Passando alla televisione, soprattutto nell’ultima parte della sua lunghissima carriera, Andreotti si è prestato anche ad una serie di spot pubblicitari; per Diners e per una nota compagnia telefonica italiana. Tuttavia l’esperienza sul piccolo schermo del Divo Giulio, oltre alle normali trasmissioni politiche, non si ferma qui.
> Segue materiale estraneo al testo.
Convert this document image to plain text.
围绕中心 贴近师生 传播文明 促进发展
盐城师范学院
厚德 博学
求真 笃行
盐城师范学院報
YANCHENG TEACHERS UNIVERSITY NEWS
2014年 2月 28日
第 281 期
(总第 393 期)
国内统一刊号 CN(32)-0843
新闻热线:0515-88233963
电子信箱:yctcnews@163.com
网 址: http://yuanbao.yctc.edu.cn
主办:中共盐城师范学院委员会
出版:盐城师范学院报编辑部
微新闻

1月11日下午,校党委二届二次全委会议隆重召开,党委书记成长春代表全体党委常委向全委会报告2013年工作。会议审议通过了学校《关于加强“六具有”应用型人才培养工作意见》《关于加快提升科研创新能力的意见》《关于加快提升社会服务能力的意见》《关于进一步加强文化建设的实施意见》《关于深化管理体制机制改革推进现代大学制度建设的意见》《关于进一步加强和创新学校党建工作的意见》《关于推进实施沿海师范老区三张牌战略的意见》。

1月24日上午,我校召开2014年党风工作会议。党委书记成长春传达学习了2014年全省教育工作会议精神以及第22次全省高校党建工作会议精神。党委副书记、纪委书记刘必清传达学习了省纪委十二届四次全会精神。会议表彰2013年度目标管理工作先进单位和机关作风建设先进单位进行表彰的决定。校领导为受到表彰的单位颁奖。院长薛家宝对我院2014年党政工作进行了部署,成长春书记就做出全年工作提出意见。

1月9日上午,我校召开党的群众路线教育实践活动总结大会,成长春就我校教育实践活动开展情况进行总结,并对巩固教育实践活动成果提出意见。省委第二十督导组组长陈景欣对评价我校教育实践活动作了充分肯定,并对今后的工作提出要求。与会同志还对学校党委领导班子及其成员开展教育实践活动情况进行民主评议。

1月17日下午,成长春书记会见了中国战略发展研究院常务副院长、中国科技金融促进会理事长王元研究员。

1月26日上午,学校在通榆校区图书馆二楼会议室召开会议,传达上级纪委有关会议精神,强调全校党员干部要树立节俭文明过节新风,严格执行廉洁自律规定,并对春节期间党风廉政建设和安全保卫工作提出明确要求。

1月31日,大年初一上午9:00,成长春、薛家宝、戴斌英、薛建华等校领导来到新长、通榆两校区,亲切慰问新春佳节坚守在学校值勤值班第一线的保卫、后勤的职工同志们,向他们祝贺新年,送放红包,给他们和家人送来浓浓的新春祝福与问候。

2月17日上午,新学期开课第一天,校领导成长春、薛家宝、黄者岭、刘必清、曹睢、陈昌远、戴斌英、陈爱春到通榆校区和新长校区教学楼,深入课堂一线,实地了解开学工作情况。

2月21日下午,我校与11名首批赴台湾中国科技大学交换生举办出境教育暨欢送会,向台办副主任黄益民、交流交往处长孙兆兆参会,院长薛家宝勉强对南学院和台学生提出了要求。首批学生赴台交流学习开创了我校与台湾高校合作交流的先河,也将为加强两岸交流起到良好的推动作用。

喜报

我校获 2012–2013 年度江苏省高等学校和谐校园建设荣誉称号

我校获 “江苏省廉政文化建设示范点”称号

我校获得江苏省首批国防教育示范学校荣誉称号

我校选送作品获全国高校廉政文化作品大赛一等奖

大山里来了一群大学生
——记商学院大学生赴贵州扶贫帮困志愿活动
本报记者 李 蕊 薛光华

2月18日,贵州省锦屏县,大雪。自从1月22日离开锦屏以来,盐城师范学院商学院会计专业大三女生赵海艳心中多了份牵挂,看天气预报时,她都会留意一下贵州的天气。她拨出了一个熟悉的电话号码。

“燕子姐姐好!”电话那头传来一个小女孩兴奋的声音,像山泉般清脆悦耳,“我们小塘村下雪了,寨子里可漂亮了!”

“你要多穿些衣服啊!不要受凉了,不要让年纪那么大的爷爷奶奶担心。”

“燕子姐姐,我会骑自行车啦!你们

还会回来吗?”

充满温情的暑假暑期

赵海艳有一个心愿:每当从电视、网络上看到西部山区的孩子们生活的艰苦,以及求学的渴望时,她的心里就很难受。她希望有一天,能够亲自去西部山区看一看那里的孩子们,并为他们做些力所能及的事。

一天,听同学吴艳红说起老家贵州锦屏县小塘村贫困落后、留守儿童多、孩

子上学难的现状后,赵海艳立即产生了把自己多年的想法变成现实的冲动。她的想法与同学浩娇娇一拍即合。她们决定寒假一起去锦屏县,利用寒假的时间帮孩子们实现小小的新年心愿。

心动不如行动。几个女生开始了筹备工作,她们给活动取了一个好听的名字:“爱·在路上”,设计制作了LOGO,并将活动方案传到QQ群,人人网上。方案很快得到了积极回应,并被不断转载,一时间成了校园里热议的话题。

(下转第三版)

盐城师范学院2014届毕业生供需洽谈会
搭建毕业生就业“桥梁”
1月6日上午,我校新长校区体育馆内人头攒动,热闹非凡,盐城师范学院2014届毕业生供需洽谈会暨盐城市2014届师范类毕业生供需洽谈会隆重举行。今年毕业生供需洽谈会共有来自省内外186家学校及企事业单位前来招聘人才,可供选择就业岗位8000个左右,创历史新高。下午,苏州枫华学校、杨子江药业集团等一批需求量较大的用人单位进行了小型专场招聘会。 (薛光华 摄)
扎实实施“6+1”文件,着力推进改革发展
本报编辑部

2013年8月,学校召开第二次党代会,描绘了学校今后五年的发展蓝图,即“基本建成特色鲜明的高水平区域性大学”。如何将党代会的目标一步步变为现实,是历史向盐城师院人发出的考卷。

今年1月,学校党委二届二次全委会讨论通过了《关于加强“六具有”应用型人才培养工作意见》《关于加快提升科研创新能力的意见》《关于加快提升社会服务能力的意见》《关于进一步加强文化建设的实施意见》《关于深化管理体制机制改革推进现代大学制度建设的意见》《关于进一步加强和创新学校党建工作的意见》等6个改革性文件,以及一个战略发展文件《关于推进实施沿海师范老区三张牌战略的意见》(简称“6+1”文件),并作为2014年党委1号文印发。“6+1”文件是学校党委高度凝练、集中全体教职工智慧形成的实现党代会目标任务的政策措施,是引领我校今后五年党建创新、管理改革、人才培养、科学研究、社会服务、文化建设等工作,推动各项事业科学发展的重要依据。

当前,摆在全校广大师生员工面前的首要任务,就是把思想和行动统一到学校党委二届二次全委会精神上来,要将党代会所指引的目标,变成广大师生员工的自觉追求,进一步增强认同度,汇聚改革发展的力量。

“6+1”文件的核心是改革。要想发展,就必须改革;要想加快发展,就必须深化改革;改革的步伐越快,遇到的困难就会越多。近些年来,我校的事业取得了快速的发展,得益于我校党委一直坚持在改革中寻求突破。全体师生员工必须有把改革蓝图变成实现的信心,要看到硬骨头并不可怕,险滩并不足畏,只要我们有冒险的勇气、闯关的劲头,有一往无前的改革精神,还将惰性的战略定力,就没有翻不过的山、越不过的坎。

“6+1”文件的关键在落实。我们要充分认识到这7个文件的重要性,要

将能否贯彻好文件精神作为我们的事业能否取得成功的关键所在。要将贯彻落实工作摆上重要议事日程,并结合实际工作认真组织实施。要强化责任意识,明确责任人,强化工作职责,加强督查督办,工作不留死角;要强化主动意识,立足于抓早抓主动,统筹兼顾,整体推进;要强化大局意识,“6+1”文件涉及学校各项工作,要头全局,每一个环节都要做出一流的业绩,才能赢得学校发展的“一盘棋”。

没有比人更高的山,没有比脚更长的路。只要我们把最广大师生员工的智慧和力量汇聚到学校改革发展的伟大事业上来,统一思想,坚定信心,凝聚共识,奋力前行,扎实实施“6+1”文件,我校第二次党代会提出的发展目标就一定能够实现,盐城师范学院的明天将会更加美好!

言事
Sono infatti notissime le sue comparsate a vari eventi, dai Telegatti alle trasmissioni della domenica pomeriggio, passando per varietà satirici e show in prima serata.
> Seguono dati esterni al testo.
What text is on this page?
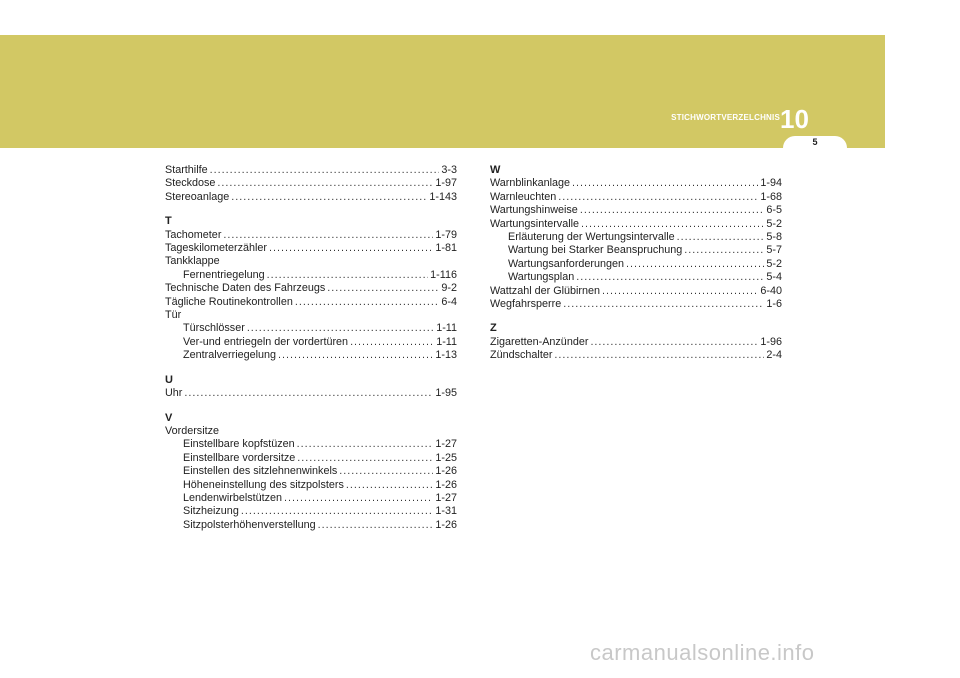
STICHWORTVERZELCHNIS 10
5
Starthilfe .....	3-3
Steckdose .....	1-97
Stereoanlage .....	1-143
T
Tachometer .....	1-79
Tageskilometerzähler .....	1-81
Tankklappe
Fernentriegelung .....	1-116
Technische Daten des Fahrzeugs .....	9-2
Tägliche Routinekontrollen .....	6-4
Tür
Türschlösser .....	1-11
Ver-und entriegeln der vordertüren .....	1-11
Zentralverriegelung .....	1-13
U
Uhr .....	1-95
V
Vordersitze
Einstellbare kopfstüzen .....	1-27
Einstellbare vordersitze .....	1-25
Einstellen des sitzlehnenwinkels .....	1-26
Höheneinstellung des sitzpolsters .....	1-26
Lendenwirbelstützen .....	1-27
Sitzheizung .....	1-31
Sitzpolsterhöhenverstellung .....	1-26
W
Warnblinkanlage .....	1-94
Warnleuchten .....	1-68
Wartungshinweise .....	6-5
Wartungsintervalle .....	5-2
Erläuterung der Wertungsintervalle .....	5-8
Wartung bei Starker Beanspruchung .....	5-7
Wartungsanforderungen .....	5-2
Wartungsplan .....	5-4
Wattzahl der Glübirnen .....	6-40
Wegfahrsperre .....	1-6
Z
Zigaretten-Anzünder .....	1-96
Zündschalter .....	2-4
carmanualsonline.info
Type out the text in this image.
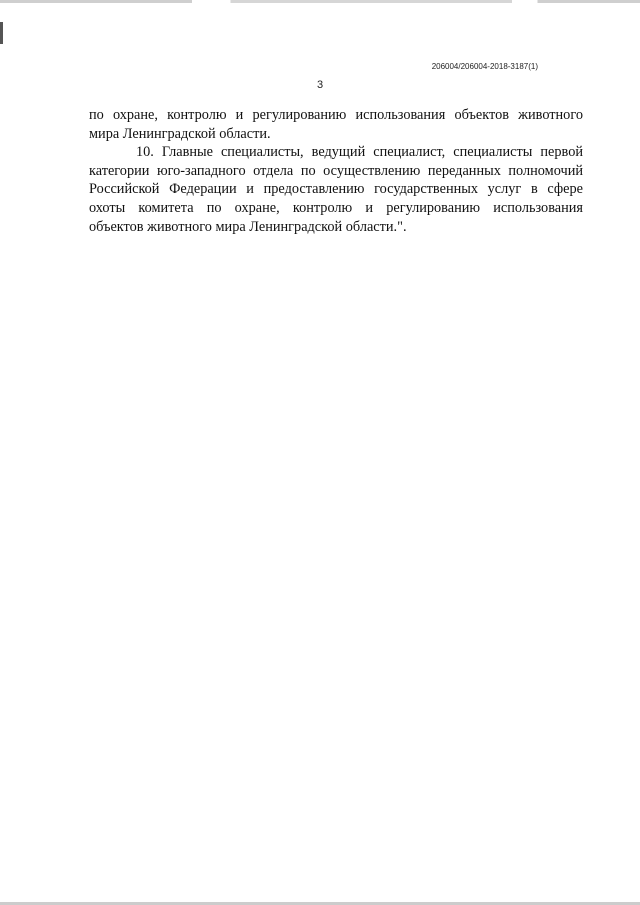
206004/206004-2018-3187(1)
3
по охране, контролю и регулированию использования объектов животного
мира Ленинградской области.
10. Главные специалисты, ведущий специалист, специалисты первой
категории юго-западного отдела по осуществлению переданных полномочий
Российской Федерации и предоставлению государственных услуг в сфере
охоты комитета по охране, контролю и регулированию использования
объектов животного мира Ленинградской области.".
La sua famosa autoironia, condita con una buona dose di cinismo gli permetteva di apparire in qualsiasi programma senza mai sembrare fuori posto o in imbarazzo, anzi, in molti casi, erano i presentatori che cercavano di metterlo in difficoltà a fare una pessima figura.
Quando si fa politica è meglio essere criticati che ignorati...per cui...
Sarà Paolo Sorrentino, nel 2008, a riportare il novantenne ex Presidente sulla ribalta cinematografica, dirigendo e presentando a Cannes, Il Divo, imperdibile biopic che, oltre a raccontare “La straordinaria vita di Giulio Andreotti” (tagline del film), traccia uno splendido (per quanto cupo) affresco dell’agonia della Prima Repubblica. Il film, infatti, prende spunto dal Processo Andreotti del 1992 per rileggere quarant’anni di storia d’Italia, passando attraverso il caso Sindona, la morte di Aldo Moro, Tangentopoli e il crollo dei partiti tradizionali.
Vogliamo lasciarvi così, con l’incredibile monologo di Toni Servillo, che nel film interpreta proprio Andreotti, in cui, a fine film, tratteggia un impareggiabile ritratto dell’eterna tensione fra bene e male che alberga in ogni vir politicus di levatura.
I francesi lo chiamano l’exercice de l’Etat, l’esercizio dello stato; Andreotti, come amava raccontare, in vita sua non ha mai fatto sport, tuttavia, se l’essere uomo di potere fosse una prova sportiva, Andreotti sarebbe stato di certo un campione olimpionico.
Livia, sono gli occhi tuoi pieni che mi hanno folgorato un pomeriggio andato al cimitero del Verano. Si passeggiava, io scelsi quel luogo singolare per chiederti in sposa – ti ricordi? Sì, lo so, ti ricordi. Gli occhi tuoi pieni e puliti e incantati non sapevano, non sanno e non sapranno, non hanno idea. Non hanno idea delle malefatte che il potere deve commettere per assicurare il benessere e lo sviluppo del Paese. Per troppi anni il potere sono stato io. La mostruosa, inconfessabile contraddizione: perpetuare il male per garantire il bene. La contraddizione mostruosa che fa di me un uomo cinico e indecifrabile anche per te, gli occhi tuoi pieni e puliti e incantati non sanno la responsabilità. La responsabilità diretta o indiretta per tutte le stragi avvenute in Italia dal 1969 al 1984, e che hanno avuto per la precisione 236 morti e 817 feriti. A tutti i familiari delle vittime io dico: sì, confesso. Confesso: è stata anche per mia colpa, per mia colpa, per mia grandissima colpa. Questo dico anche se non serve. Lo stragismo per destabilizzare il Paese, provocare terrore, per isolare le parti politiche estreme e rafforzare i partiti di Centro come la Democrazia Cristiana l'hanno definita "Strategia della Tensione" – sarebbe più corretto dire "Strategia della Sopravvivenza". Roberto, Michele, Giorgio, Carlo Alberto, Giovanni, Mino, il caro Aldo, per vocazione o per necessità ma tutti irriducibili amanti della verità. Tutte bombe pronte ad esplodere che sono state disinnescate col silenzio finale. Tutti a pensare che la verità sia una cosa giusta, e invece è la fine del mondo, e noi non possiamo consentire la fine del mondo in nome di una cosa giusta. Abbiamo un mandato, noi. Un mandato divino. Bisogna amare così tanto Dio per capire quanto sia necessario il male per avere il bene. Questo Dio lo sa, e lo so anch'io.